Hook for use in clearing a field. The ring was to attach a team of horses to help pull stubborn rocks or stumps out of the ground. That would be my guess.
Looks too hefty for a manhole hook, plus it was found on the edge of a farm - just where one would expect abandoned field-clearing gear.
So this was a great puzzle. It definitely is not a hand tool because of the attached ring and the angle on the bottom part is too steep and flared for prying things. Then if you look at the hole on the bar - it is carefully forged to ensure the directionality of the bottom edge.
Also of interest is that Harborton (the town where it was found) is in Virginia which is coal country. So I started thinking about coal mining - but could come up with nothing miners would use this for. Then I looked around and Viola - I think this is IT.

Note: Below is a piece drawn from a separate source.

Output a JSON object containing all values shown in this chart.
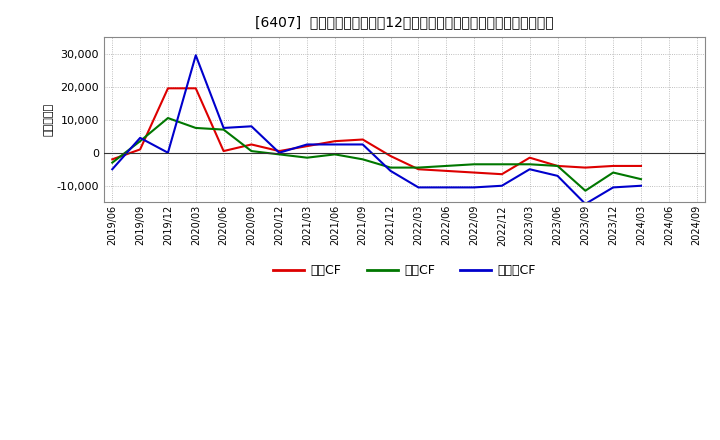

If you look at that image - there is a mining car on inclined rails. Look at how the car is chained and you will hopefully see this part. This part is called a fishing hook for a mining car here. If the car came loose or the engine failed or it was parked - this thing will fall to the ground (sleepers) and lodge into the tracks so the car would stop rolling backwards (Reminds me of Kramer giving Newman a ride on the rickshaw and what followed :))
I do not have first hand experience and could definitely be wrong. Just going with my engineering intuition here. It could also be a hook to hold other types of carriages from rolling back on slopes.
It has the shape of a tire iron used to mount tires on a rim. That one might be used for tractor tires or construction equipment. The ring doesn’t look very utile, just something to hang it on the wall. The flattened end seems too be too thin for anything that would be lifted with a pry bar that heavy, and the arm is too short to get enough leverage on very heavy items. It might also me a metal working tool for pulling dents in heavy metal.
This is a darn good theory. The only problem I see is that the loop on the end doesn’t seem like a good way to attach it because it wouldn’t ensure that the hook dropped straight down. In your picture, the end is attached by the shaft being bent 180 degrees around an attachment point on the cart, ensuring that the only way for the hook to fall would be straight down. The loop would probably still work, but seems an odd way to go about it.
Unfortunately, “mine cart fishing hook” is hard to search, most of the results are for hooks to catch fish with. The only hit I got regarding mining was the page you linked to. I noticed that your link is for a book written in 1993 for small scale mining, I wonder if larger or older mining operations had a different name for it. I tried “mining cart sleeper hook,” “emergency hook,” “parking hook” and some others but got no results.
Unfortunately it was found on Virginia’s Eastern Shore, far from coal country. It’s tidewater, rural, with one small rail line and an economy based on fishing and agriculture at most.
It doesn’t appear to be any kind of hay tool, or manhole/grate pry tool, or the reef tool. All of those have points on them. This has a flat.
It looks like maybe a kind of pry tool - hard to tell because the enlarged picture has a caption box over that part of the image.
I agree the curve in the shape appears intentional.
I agree the ring is purposeful, not merely decoration or for hanging on a wall. I would suspect for attaching with a strap or anchoring in some manner that allows the thing to rotate/swing.
The mine cart emergency brake (fishing hook) looks just about right. That line drawing is hard to tell, but if you look in the area of attachment in the bottom of the cart, it could be a ring that is anchored by another loop of metal to the cart underside, allowing the tool to float with the chain during pulling and hauling, but guiding the point down as it falls free to find the anchor. To me, that is the most likely.
I think the hole through the tool that the ring is set in would control the angle of the fall if the ring were anchored flat against, with a loop to secure it. Imagine the hand in that picture as a solid metal flange bolted flat to the cart. The ring would rotate around that pivot, but not twist out of plane. The bar would fall straight, but would have some side to side float when the chain is being pulled on, like going around turns.
Large baling hook?
That curved, non-sharp, end looks like it might be useful in moving around large, possibly wet, pieces of netting or sailcloth without causing much damage.
No, because the distance the device would push the bundle is too small, it would just make a dent which springs back to original when the force is released to move the fulcrum …
The circular handle shows that it was not for use with any machine or wire attachment or anything. The ring is just a quick cheap handle to add, for tying it and for giving people the option to hold it with their palm at various places (angles… as wrists and hands can be at various angles on arms…and arms vary their angle to the body…)
Its not a lever designed for water grates, as there is no use for the fulcrum with the grate… The grate’s surrounds provide the fulcrum… Well if the surrounds were damaged and eroded then you might need to provide a fulcrum.
But no you can tell it is for plumbers… for putting pipes in the ground. The curve allows for the handle to go straight up … where as the straight bar has to be at some great angle to get under a pipe…
This fulcrum is for lifting pipes… You put the sharp end under one end of the pipe, and lever it up, and then the pipe can be shifted more easily.
It could be used for root removal, perhaps what it was used for at the farm.
I’m pulling, not pushing.
The edge on the business end looks dull to me. It’s a poor picture, but you could be right. Wouldn’t want something like that anywhere near sailcloth or nets.